Pemungutan suara Minggu diadakan di bawah undang-undang baru yang ditagih oleh Perdana Menteri Mustafa al-Kadhimi sebagai cara untuk melonggarkan cengkeraman partai politik yang sudah mapan dan membuka jalan bagi calon independen yang pro-reformasi. Daerah pemilihan dibuat lebih kecil, dan praktik pemberian kursi kepada daftar calon yang disponsori oleh partai ditinggalkan.
Tetapi banyak orang Irak tidak percaya bahwa sistem itu dapat diubah secara mendasar dan memilih untuk tidak memilih.
Angka partisipasi resmi yang hanya 41 persen menunjukkan bahwa pemungutan suara itu gagal menangkap imajinasi publik, terutama anak-anak muda Irak yang berdemonstrasi dalam kerumunan besar dua tahun lalu.
“Saya tidak memilih. Itu tidak layak," ujar seorang warga bernama Hussein Sabah, di pelabuhan selatan Irak, Basra.
“Tidak ada yang akan menguntungkan saya atau orang lain. Saya melihat pemuda yang memiliki gelar tanpa pekerjaan. Sebelum pemilu, (politisi) semua mendatangi mereka.
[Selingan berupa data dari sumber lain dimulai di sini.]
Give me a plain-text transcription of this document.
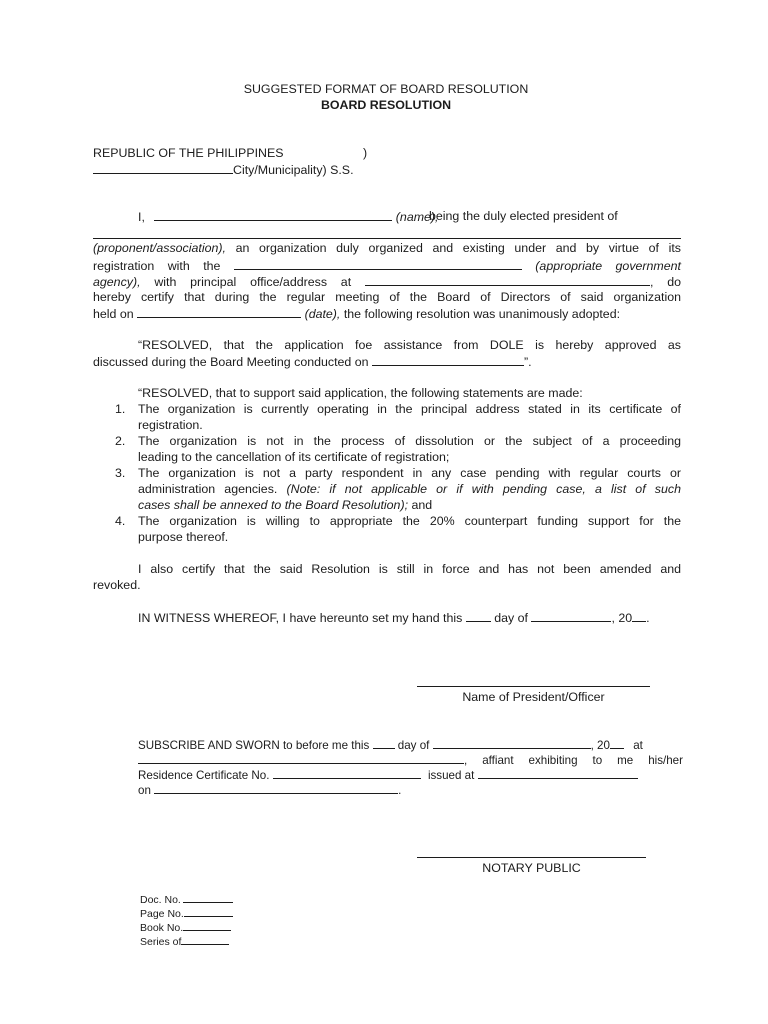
SUGGESTED FORMAT OF BOARD RESOLUTION
BOARD RESOLUTION
REPUBLIC OF THE PHILIPPINES	)
City/Municipality) S.S.
I,	(name),
being the duly elected president of
(proponent/association), an organization duly organized and existing under and by virtue of its
registration with the	(appropriate government
agency), with principal office/address at	, do
hereby certify that during the regular meeting of the Board of Directors of said organization
held on	(date), the following resolution was unanimously adopted:
“RESOLVED, that the application foe assistance from DOLE is hereby approved as
discussed during the Board Meeting conducted on	”.
“RESOLVED, that to support said application, the following statements are made:
1. The organization is currently operating in the principal address stated in its certificate of
registration.
2. The organization is not in the process of dissolution or the subject of a proceeding
leading to the cancellation of its certificate of registration;
3. The organization is not a party respondent in any case pending with regular courts or
administration agencies. (Note: if not applicable or if with pending case, a list of such
cases shall be annexed to the Board Resolution); and
4. The organization is willing to appropriate the 20% counterpart funding support for the
purpose thereof.
I also certify that the said Resolution is still in force and has not been amended and
revoked.
IN WITNESS WHEREOF, I have hereunto set my hand this	day of	, 20 .
Name of President/Officer
SUBSCRIBE AND SWORN to before me this day of	, 20 at
, affiant exhibiting to me his/her
Residence Certificate No.	issued at
on	.
NOTARY PUBLIC
Doc. No.
Page No.
Book No.
Series of
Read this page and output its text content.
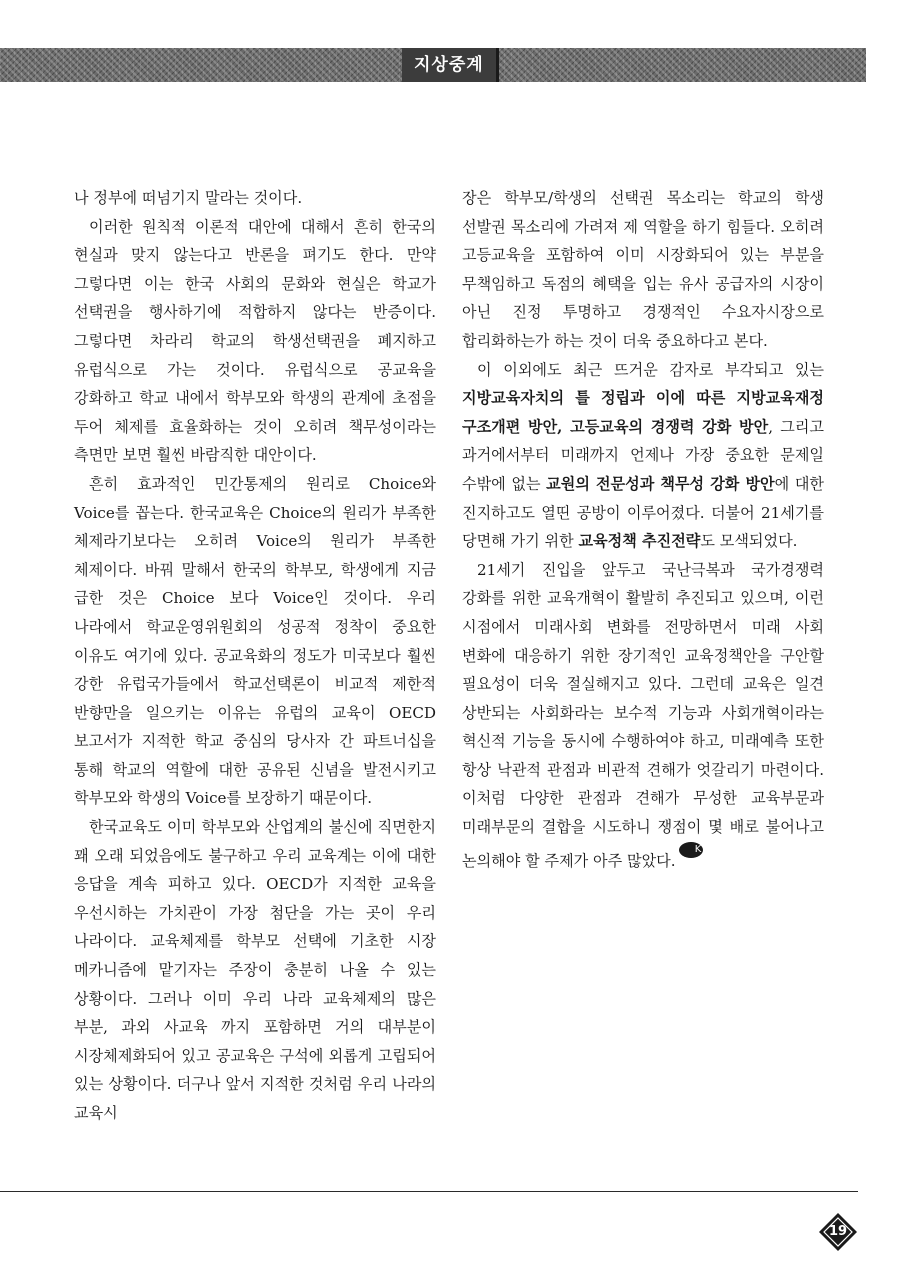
지상중계

나 정부에 떠넘기지 말라는 것이다.

이러한 원칙적 이론적 대안에 대해서 흔히 한국의 현실과 맞지 않는다고 반론을 펴기도 한다. 만약 그렇다면 이는 한국 사회의 문화와 현실은 학교가 선택권을 행사하기에 적합하지 않다는 반증이다. 그렇다면 차라리 학교의 학생선택권을 폐지하고 유럽식으로 가는 것이다. 유럽식으로 공교육을 강화하고 학교 내에서 학부모와 학생의 관계에 초점을 두어 체제를 효율화하는 것이 오히려 책무성이라는 측면만 보면 훨씬 바람직한 대안이다.

흔히 효과적인 민간통제의 원리로 Choice와 Voice를 꼽는다. 한국교육은 Choice의 원리가 부족한 체제라기보다는 오히려 Voice의 원리가 부족한 체제이다. 바꿔 말해서 한국의 학부모, 학생에게 지금 급한 것은 Choice 보다 Voice인 것이다. 우리 나라에서 학교운영위원회의 성공적 정착이 중요한 이유도 여기에 있다. 공교육화의 정도가 미국보다 훨씬 강한 유럽국가들에서 학교선택론이 비교적 제한적 반향만을 일으키는 이유는 유럽의 교육이 OECD 보고서가 지적한 학교 중심의 당사자 간 파트너십을 통해 학교의 역할에 대한 공유된 신념을 발전시키고 학부모와 학생의 Voice를 보장하기 때문이다.

한국교육도 이미 학부모와 산업계의 불신에 직면한지 꽤 오래 되었음에도 불구하고 우리 교육계는 이에 대한 응답을 계속 피하고 있다. OECD가 지적한 교육을 우선시하는 가치관이 가장 첨단을 가는 곳이 우리 나라이다. 교육체제를 학부모 선택에 기초한 시장 메카니즘에 맡기자는 주장이 충분히 나올 수 있는 상황이다. 그러나 이미 우리 나라 교육체제의 많은 부분, 과외 사교육 까지 포함하면 거의 대부분이 시장체제화되어 있고 공교육은 구석에 외롭게 고립되어 있는 상황이다. 더구나 앞서 지적한 것처럼 우리 나라의 교육시

장은 학부모/학생의 선택권 목소리는 학교의 학생 선발권 목소리에 가려져 제 역할을 하기 힘들다. 오히려 고등교육을 포함하여 이미 시장화되어 있는 부분을 무책임하고 독점의 혜택을 입는 유사 공급자의 시장이 아닌 진정 투명하고 경쟁적인 수요자시장으로 합리화하는가 하는 것이 더욱 중요하다고 본다.

이 이외에도 최근 뜨거운 감자로 부각되고 있는 지방교육자치의 틀 정립과 이에 따른 지방교육재정 구조개편 방안, 고등교육의 경쟁력 강화 방안, 그리고 과거에서부터 미래까지 언제나 가장 중요한 문제일 수밖에 없는 교원의 전문성과 책무성 강화 방안에 대한 진지하고도 열띤 공방이 이루어졌다. 더불어 21세기를 당면해 가기 위한 교육정책 추진전략도 모색되었다.

21세기 진입을 앞두고 국난극복과 국가경쟁력 강화를 위한 교육개혁이 활발히 추진되고 있으며, 이런 시점에서 미래사회 변화를 전망하면서 미래 사회 변화에 대응하기 위한 장기적인 교육정책안을 구안할 필요성이 더욱 절실해지고 있다. 그런데 교육은 일견 상반되는 사회화라는 보수적 기능과 사회개혁이라는 혁신적 기능을 동시에 수행하여야 하고, 미래예측 또한 항상 낙관적 관점과 비관적 견해가 엇갈리기 마련이다. 이처럼 다양한 관점과 견해가 무성한 교육부문과 미래부문의 결합을 시도하니 쟁점이 몇 배로 불어나고 논의해야 할 주제가 아주 많았다.KEDI

19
Setelah pemilu, siapa yang tahu?,” ungkapnya.
Pendahulu Kadhimi, Adel Abdul Mahdi, mengundurkan diri setelah pasukan keamanan dan orang-orang bersenjata membunuh ratusan pengunjuk rasa pada 2019 dalam tindakan keras terhadap demonstrasi. Perdana menteri baru mengadakan pemungutan suara beberapa bulan lebih awal untuk menunjukkan bahwa pemerintah menanggapi tuntutan untuk akuntabilitas yang lebih besar.
Dalam praktiknya, partai-partai kuat terbukti paling mampu memobilisasi pendukung dan kandidat secara efektif, bahkan di bawah aturan baru.
Irak telah mengadakan lima pemilihan parlemen sejak jatuhnya Saddam. Kekerasan sektarian yang merajalela yang dilepaskan selama pendudukan AS telah mereda, dan pejuang Negara Islam yang merebut sepertiga negara itu pada tahun 2014 dikalahkan pada 2017.
Tetapi banyak rakyat Irak mengatakan kehidupan mereka belum membaik. Infrastruktur alami kerusakan sementara sistem kesehatan, pendidikan dan listrik tidak memadai.